阅读巨大的XML文件 [英] Read Huge XML files

查看:88
本文介绍了阅读巨大的XML文件的处理方法,对大家解决问题具有一定的参考价值,需要的朋友们下面随着小编来一起学习吧!

问题描述

我的应用程序有两个项目

My application has two projects

Project_1 - >通过从许多文件中读取数据来创建XML文件(一次创建)

Project_1 -> Creates an XML file by reading data from many files (one time creation)

Project_2 - >分析在各种测试条件下普遍创建的XML文件。

Project_2 -> Analyses the XML file created previosly under various test conditions.

 的第一步Project_2是从XML文件创建数据表。这将作为整个项目的参考

The first step in  Project_2 is to create a data table from the XML file. This will
serve as a reference for the entire project

我使用    datatable.ReadXml(XML文件路径)

I Used    datatable.ReadXml(XML file path)

这里的问题是XML文件的大小非常大(接近250 MB)

The problem here is that the size of the XML file is very huge (nearly 250 MB)


所以这一步  datatable.ReadXml(XML文件路径)需要花费大量时间才能执行(3分钟到5分钟)


So the step  datatable.ReadXml(XML file path) is taking a lot of time to execute (3mins to 5 mins)

我需要以某种方式将此时间缩短约50%

I need to somehow reduce this time by about 50 %


我尝试将文件拆分为5个项目1中50 MB的小文件,并在project_2中的5个不同表中的5个多线程上读取它们。


I tried splitting the files into 5 small files of 50 MB in project 1, and reading them on 5 multiple threads in 5 different tables in project_2.
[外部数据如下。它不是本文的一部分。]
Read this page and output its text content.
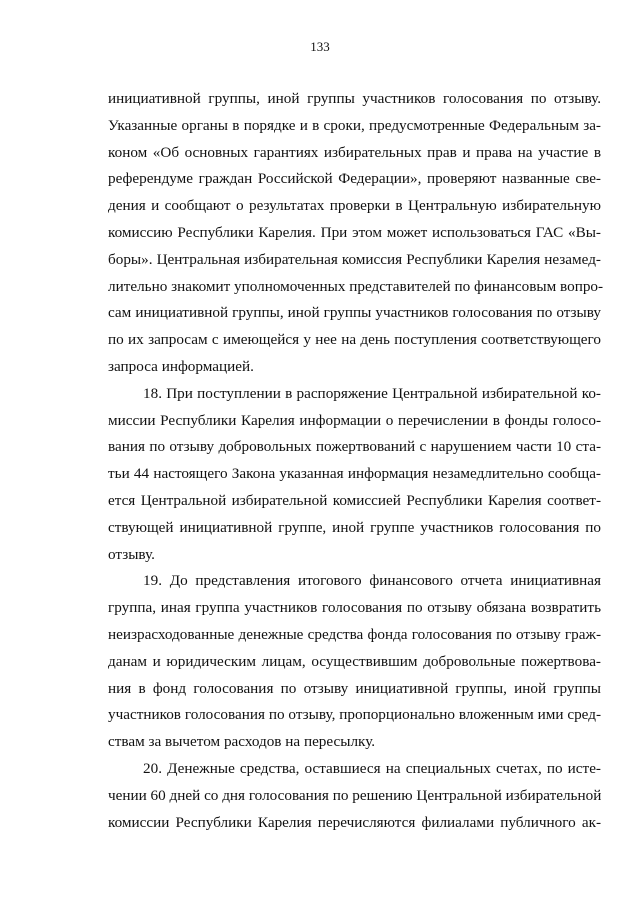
133
инициативной группы, иной группы участников голосования по отзыву.
Указанные органы в порядке и в сроки, предусмотренные Федеральным за-
коном «Об основных гарантиях избирательных прав и права на участие в
референдуме граждан Российской Федерации», проверяют названные све-
дения и сообщают о результатах проверки в Центральную избирательную
комиссию Республики Карелия. При этом может использоваться ГАС «Вы-
боры». Центральная избирательная комиссия Республики Карелия незамед-
лительно знакомит уполномоченных представителей по финансовым вопро-
сам инициативной группы, иной группы участников голосования по отзыву
по их запросам с имеющейся у нее на день поступления соответствующего
запроса информацией.
18. При поступлении в распоряжение Центральной избирательной ко-
миссии Республики Карелия информации о перечислении в фонды голосо-
вания по отзыву добровольных пожертвований с нарушением части 10 ста-
тьи 44 настоящего Закона указанная информация незамедлительно сообща-
ется Центральной избирательной комиссией Республики Карелия соответ-
ствующей инициативной группе, иной группе участников голосования по
отзыву.
19. До представления итогового финансового отчета инициативная
группа, иная группа участников голосования по отзыву обязана возвратить
неизрасходованные денежные средства фонда голосования по отзыву граж-
данам и юридическим лицам, осуществившим добровольные пожертвова-
ния в фонд голосования по отзыву инициативной группы, иной группы
участников голосования по отзыву, пропорционально вложенным ими сред-
ствам за вычетом расходов на пересылку.
20. Денежные средства, оставшиеся на специальных счетах, по исте-
чении 60 дней со дня голосования по решению Центральной избирательной
комиссии Республики Карелия перечисляются филиалами публичного ак-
它工作得很好,阅读时间只占原始时间的1/4。 但是这5个线程创建了5个不同的数据表,我不得不将所有这些数据表合并到一个数据表中。但是这个数据表.Merge(dtChaine_1)到了  datatable.Merge(dtChaine_5)花了这么多时间,以便前一次保存时间无效

It workked fine and the reading took only 1/4th of the origional time.  But these 5 threads
created 5 different data tables and I had to merge all these to one data table. But this
datatable.Merge(dtChaine_1) to   datatable.Merge(dtChaine_5) took so much time so that the previous time saving is nullified


任何人都可以建议哪个是读取这个250MB XML的最佳方式文件延迟最短。有什么替代品吗? datatable.ReadXml()?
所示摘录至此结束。